Thomas Johns, Vice President of Development for project owner Sithe Global, made the comment during the regular February 4 meeting of the Lincoln County Commissioners. A draft air permit was issued for the plant in December.
Sithe Global wants to build the 750-megawatt plant on the Lincoln County Land Act, also known as Toquop, about 14 miles north of Mesquite.
Johns said the company hopes to get a final air permit from the Nevada Division of Environmental Protection and approval from the Bureau of Land Management to start construction by March 2009 and begin power generation by 2013. The plant would employ an average of 800 people during construction and 110 permanently when operations start. Toquop would bring coal in from the Powder River Basin in Wyoming to Nevada by rail. Johns told Commissioners Powder River Basin coal is preferred because it burns cleaner and doesn’t produce as much nitrogen oxide as found in many other types of coal Generated electricity would connect to nearby power transmission lines.
Chanting demonstrators outside the Mesquite City Hall at a February 7 meeting on the progress of the project, voiced their protest to the standing room only crowd inside. Several hired representatives of the coal-power advocacy group Americans for Balanced Energy Choices, in support of the plant, marched alongside the protestors outside.
Dante Pistone, Public Information Officer of the Nevada Division of Environmental Protection, said some people object to coal plants because they throw off large quantities of carbon dioxide, which is believed to contribute to global warming. However, Pistone said, carbon dioxide was not a regulated pollutant and the state could not consider carbon dioxide pollution from the plant.
Lincoln County Commission Chairwoman Ronda Hornbeck spoke in favor of the project. She said it would bring the sparsely populated, and financially struggling, county $10 million in additional annual taxes to be used for schools, roads and other needed public programs.
Clark County Assemblyman Joe Hardy, who represents the Mesquite area, said it was a bad idea to build a controversial project such as a coal-fired plant near the county line and Mesquite. He suggested it should be moved to Ely in White Pine County.

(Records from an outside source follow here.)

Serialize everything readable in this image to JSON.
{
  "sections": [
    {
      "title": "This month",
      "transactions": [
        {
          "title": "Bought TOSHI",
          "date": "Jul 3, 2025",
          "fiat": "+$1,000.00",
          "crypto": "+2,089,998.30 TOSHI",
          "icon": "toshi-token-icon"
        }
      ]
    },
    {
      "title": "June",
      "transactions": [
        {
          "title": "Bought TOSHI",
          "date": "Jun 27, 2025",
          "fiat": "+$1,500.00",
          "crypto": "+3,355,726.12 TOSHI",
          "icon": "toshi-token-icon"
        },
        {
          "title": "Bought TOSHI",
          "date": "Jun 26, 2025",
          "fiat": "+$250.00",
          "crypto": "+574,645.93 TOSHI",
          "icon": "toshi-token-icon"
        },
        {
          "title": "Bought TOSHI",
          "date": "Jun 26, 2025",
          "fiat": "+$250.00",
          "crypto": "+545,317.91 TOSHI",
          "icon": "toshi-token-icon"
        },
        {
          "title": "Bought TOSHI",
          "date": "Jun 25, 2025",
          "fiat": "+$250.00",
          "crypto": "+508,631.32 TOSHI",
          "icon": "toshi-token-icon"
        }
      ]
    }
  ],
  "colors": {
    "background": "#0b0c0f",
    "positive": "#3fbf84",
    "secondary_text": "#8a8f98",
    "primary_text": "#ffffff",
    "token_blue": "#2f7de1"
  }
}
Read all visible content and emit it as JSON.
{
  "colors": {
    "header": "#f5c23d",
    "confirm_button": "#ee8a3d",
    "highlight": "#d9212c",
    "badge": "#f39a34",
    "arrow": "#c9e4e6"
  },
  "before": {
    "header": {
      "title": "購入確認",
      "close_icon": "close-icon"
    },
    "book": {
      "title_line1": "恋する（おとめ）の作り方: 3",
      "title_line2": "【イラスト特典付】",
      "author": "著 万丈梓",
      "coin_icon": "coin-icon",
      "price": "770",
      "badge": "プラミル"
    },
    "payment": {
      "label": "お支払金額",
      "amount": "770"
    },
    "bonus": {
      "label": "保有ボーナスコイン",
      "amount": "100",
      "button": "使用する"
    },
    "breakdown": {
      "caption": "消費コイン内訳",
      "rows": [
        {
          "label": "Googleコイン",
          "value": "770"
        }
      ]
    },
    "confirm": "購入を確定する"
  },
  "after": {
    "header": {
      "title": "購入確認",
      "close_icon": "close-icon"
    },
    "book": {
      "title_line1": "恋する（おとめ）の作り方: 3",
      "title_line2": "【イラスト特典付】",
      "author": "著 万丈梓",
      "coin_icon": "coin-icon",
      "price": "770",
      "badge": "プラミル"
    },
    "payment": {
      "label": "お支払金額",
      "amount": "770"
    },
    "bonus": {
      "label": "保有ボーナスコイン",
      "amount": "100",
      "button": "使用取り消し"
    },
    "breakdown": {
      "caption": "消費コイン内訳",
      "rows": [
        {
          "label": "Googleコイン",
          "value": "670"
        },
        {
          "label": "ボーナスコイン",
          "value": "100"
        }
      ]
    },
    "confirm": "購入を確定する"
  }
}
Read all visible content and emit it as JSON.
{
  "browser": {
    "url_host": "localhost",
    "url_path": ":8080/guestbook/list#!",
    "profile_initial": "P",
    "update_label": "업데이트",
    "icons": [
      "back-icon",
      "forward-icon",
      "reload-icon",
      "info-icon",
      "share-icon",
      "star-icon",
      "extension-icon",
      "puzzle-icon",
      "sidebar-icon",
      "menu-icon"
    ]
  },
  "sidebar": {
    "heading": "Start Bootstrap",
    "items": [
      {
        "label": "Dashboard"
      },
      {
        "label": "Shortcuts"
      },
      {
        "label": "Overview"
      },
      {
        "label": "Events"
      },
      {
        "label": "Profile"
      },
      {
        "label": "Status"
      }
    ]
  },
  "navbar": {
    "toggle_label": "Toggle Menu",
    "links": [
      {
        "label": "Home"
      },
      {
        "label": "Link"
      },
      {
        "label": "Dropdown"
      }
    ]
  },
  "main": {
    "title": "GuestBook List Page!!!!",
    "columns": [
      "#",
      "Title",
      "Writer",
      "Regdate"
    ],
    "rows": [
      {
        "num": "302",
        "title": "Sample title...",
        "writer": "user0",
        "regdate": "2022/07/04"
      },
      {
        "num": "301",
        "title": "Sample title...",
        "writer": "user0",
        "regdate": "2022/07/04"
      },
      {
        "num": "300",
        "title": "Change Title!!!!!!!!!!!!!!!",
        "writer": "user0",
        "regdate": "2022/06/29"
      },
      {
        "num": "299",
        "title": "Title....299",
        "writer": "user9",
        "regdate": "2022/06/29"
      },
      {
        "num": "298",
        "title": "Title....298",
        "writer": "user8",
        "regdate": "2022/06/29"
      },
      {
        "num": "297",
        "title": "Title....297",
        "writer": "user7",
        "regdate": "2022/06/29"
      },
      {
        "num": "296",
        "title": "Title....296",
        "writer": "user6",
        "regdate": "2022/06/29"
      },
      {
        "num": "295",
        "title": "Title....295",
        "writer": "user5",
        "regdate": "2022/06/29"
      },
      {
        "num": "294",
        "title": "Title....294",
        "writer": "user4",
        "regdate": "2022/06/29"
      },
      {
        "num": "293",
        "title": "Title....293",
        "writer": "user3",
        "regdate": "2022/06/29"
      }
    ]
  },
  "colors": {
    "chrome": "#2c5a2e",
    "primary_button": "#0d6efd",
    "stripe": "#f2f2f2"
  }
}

A busload of people came from St. George, Utah. Dr. Craig Booth said, “Arizona and Las Vegas get the power, Lincoln County gets a few dollars, Sithe Global gets the money and St. George and Mesquite get the pollution.” He said St. George, directly downwind 80 percent of the time, is 34 miles from the plant.
Johns told the Lincoln County Commission that while coal is the preferred source of power generation, Sithe Global is developing forms of solar powered generation and would be willing to consider such a plant in Lincoln County, if the coal plant is turned down. But, he said, by 2012, both sources are likely to be needed “to keep the lights on.”
He said Sithe Global is planning an advertising and newspaper campaign, along with a series of small group meetings with the business community in St. George and Mesquite, to “talk about things that the opposition has said that necessarily aren’t factual and get the story out.”